(BUENOS AIRES).- Hay recetas que no fallan, que pasan de generación en generación y se ganan los aplausos en cada almuerzo familiar. Este postre de limón de la abuela al horno es la prueba de que con ingredientes básicos, esos que seguro tenés en la heladera y la alacena, se puede lograr un postre cremoso, rendidor y lleno de perfume cítrico. No necesita baño María y se prepara con apenas cinco ingredientes.
Ideal para cerrar un domingo en familia, su textura húmeda y esponjosa lo convierte en el cierre perfecto para cualquier comida.

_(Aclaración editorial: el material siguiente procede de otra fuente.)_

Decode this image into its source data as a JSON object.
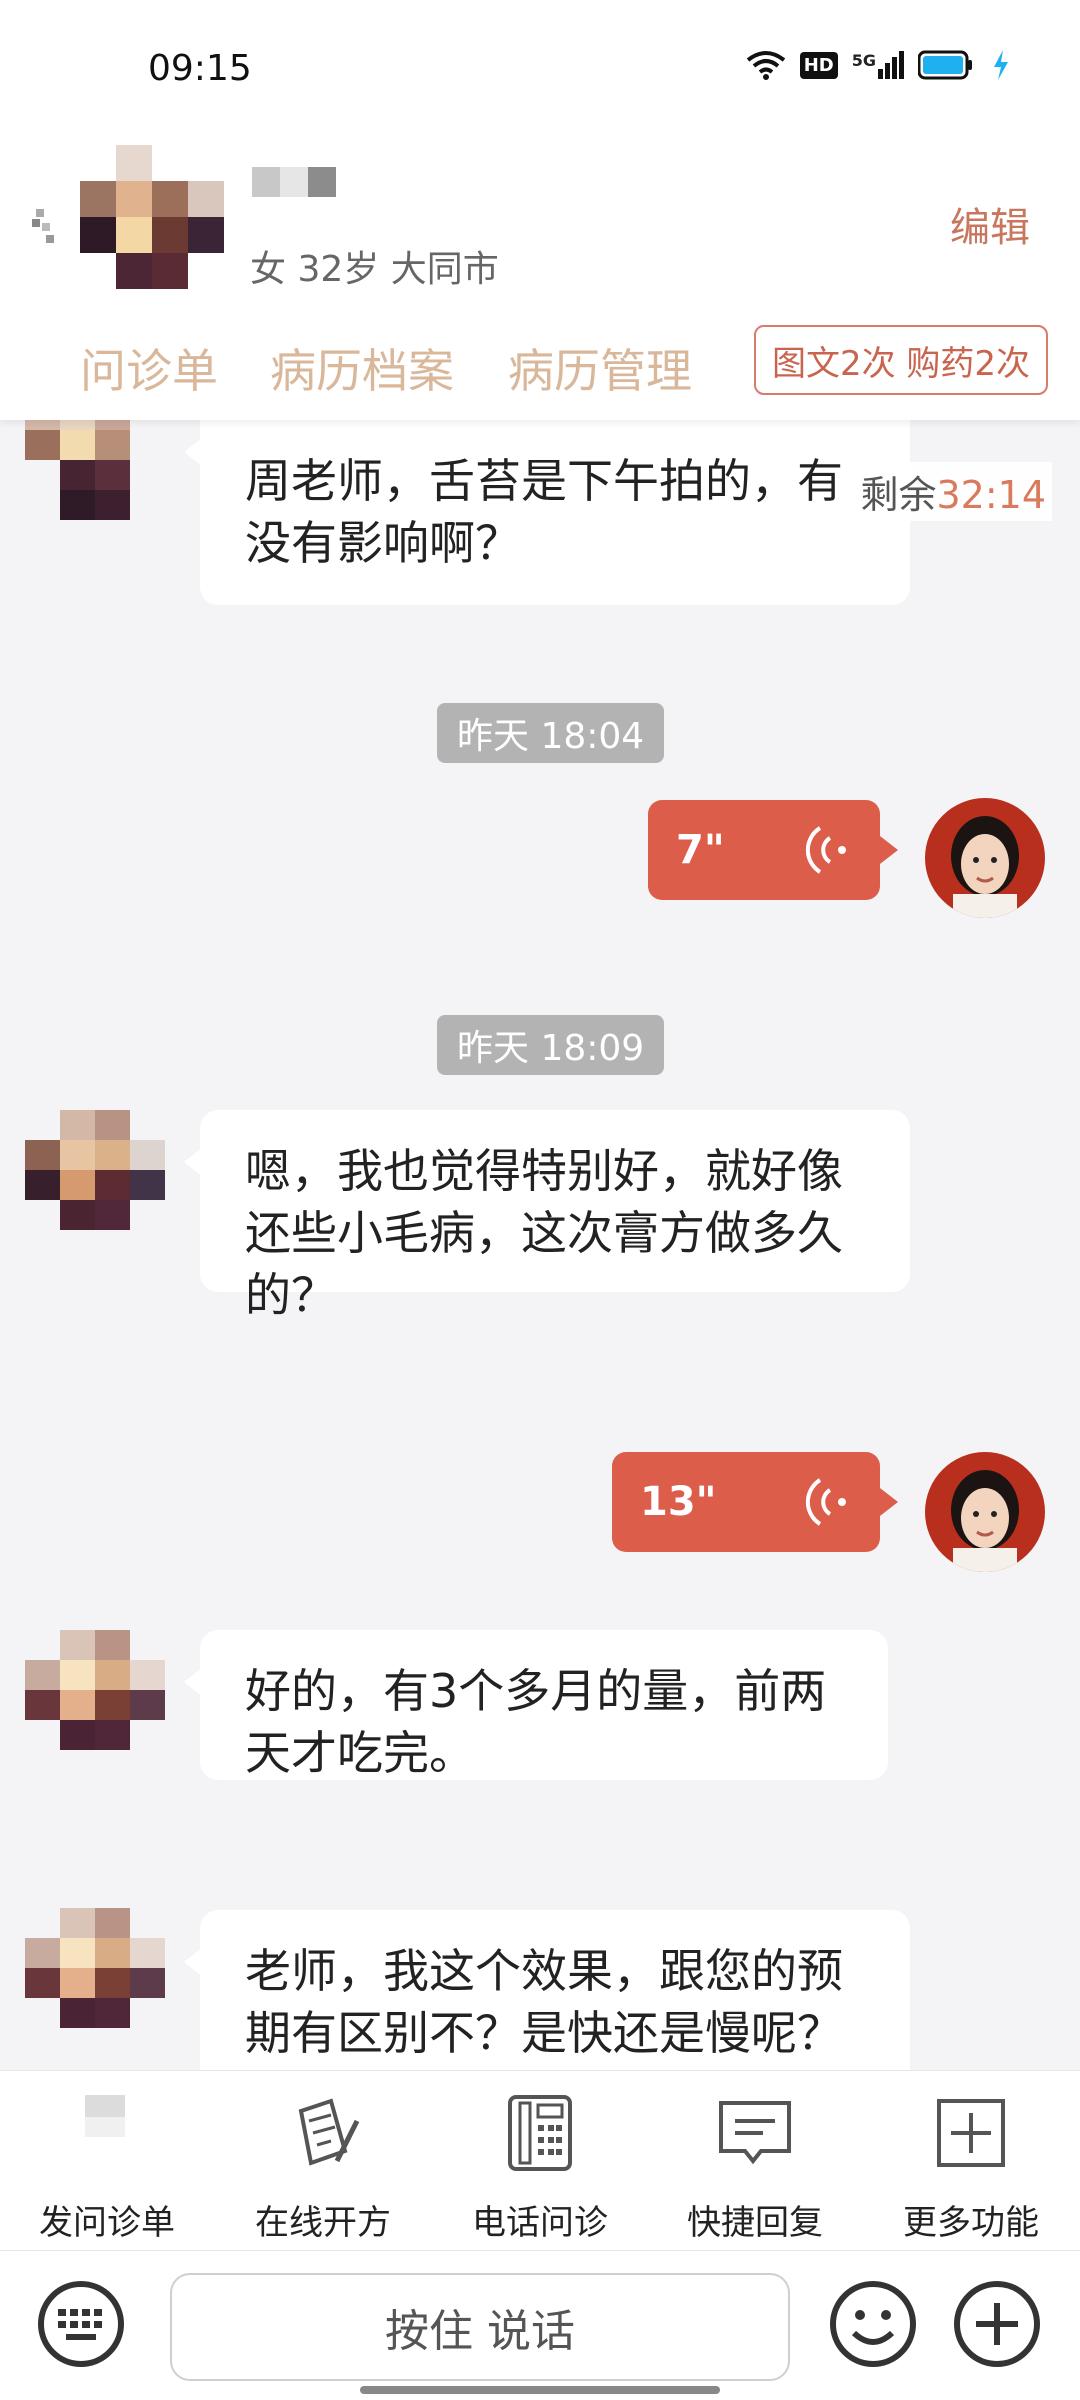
{
  "status_bar": {
    "time": "09:15",
    "hd": "HD",
    "network": "5G"
  },
  "header": {
    "patient_info": "女 32岁  大同市",
    "edit_label": "编辑",
    "tabs": [
      "问诊单",
      "病历档案",
      "病历管理"
    ],
    "quota": "图文2次 购药2次"
  },
  "chat": {
    "remaining_label": "剩余",
    "remaining_time": "32:14",
    "messages": [
      {
        "text": "周老师，舌苔是下午拍的，有没有影响啊？"
      },
      {
        "time": "昨天 18:04"
      },
      {
        "voice": "7\""
      },
      {
        "time": "昨天 18:09"
      },
      {
        "text": "嗯，我也觉得特别好，就好像还些小毛病，这次膏方做多久的？"
      },
      {
        "voice": "13\""
      },
      {
        "text": "好的，有3个多月的量，前两天才吃完。"
      },
      {
        "text": "老师，我这个效果，跟您的预期有区别不？是快还是慢呢？"
      }
    ]
  },
  "toolbar": {
    "items": [
      "发问诊单",
      "在线开方",
      "电话问诊",
      "快捷回复",
      "更多功能"
    ]
  },
  "input": {
    "hold_to_talk": "按住 说话"
  },
  "colors": {
    "accent": "#dd5d4b",
    "tab": "#d9b79a",
    "edit": "#c9765f"
  }
}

Esta receta lleva un litro entero de leche y cuatro huevos, así que rinde un montón sin que se dispare el presupuesto. Eso sí, mejor prepararlo de un día para el otro, porque el secreto está en la paciencia: las horas de heladera le dan esa consistencia que lo hace temblar apenas lo servís.
Ingredientes
- 1 litro de leche entera
- 4 huevos grandes (yemas y claras separadas)
- 150 g de azúcar
- 50 a 70 g de harina de trigo común (según qué tan firme te guste)
- Aromáticos: la cáscara de 1/2 limón (sin parte blanca) y 1 rama de canela (o 1 cucharadita de esencia de vainilla)
Arrancá infusionando la leche. Ponela en una olla junto con la piel de limón y la rama de canela, llevala a fuego medio y justo cuando empiece a humear —sin que llegue a hervir— retirala del fuego. Tapá la olla y dejá reposar 15 minutos para que absorba todos los aromas.
Mientras tanto, batí las yemas con el azúcar hasta que la mezcla se vuelva más clara y cremosa. Incorporá la harina tamizada con batidor de alambre, sin dejar grumos. Cuando la leche esté tibia, retirá la cáscara y la canela y agregala de a poco sobre la mezcla de yemas, batiendo suavemente para que no se cocinen.
Aparte, batí las claras a punto de nieve en un bowl bien seco hasta que formen picos firmes. Incorporalas a la preparación anterior con una espátula y movimientos envolventes, sin miedo a que parezca una mezcla liviana: ese aire es el que va a generar la doble textura durante el horneado.
Volcá todo en un molde forrado con papel manteca —esto es clave para no usar baño María— y horneá a 170 °C durante 45 a 55 minutos. Vas a saber que está listo cuando la superficie se vea doradita y el centro tiemble sutilmente al mover el molde. Dejalo enfriar a temperatura ambiente y después lleválo a la heladera por lo menos 3 a 6 horas.
Al sacar la cáscara del limón, no cortes la parte blanca porque amarga la leche. Cuando lo sirvas frío, espolvoreá azúcar impalpable por encima y preparate para los elogios. Una receta simple, económica y con ese sabor a infancia que te dan las cosas bien hechas. Tenés que probarla.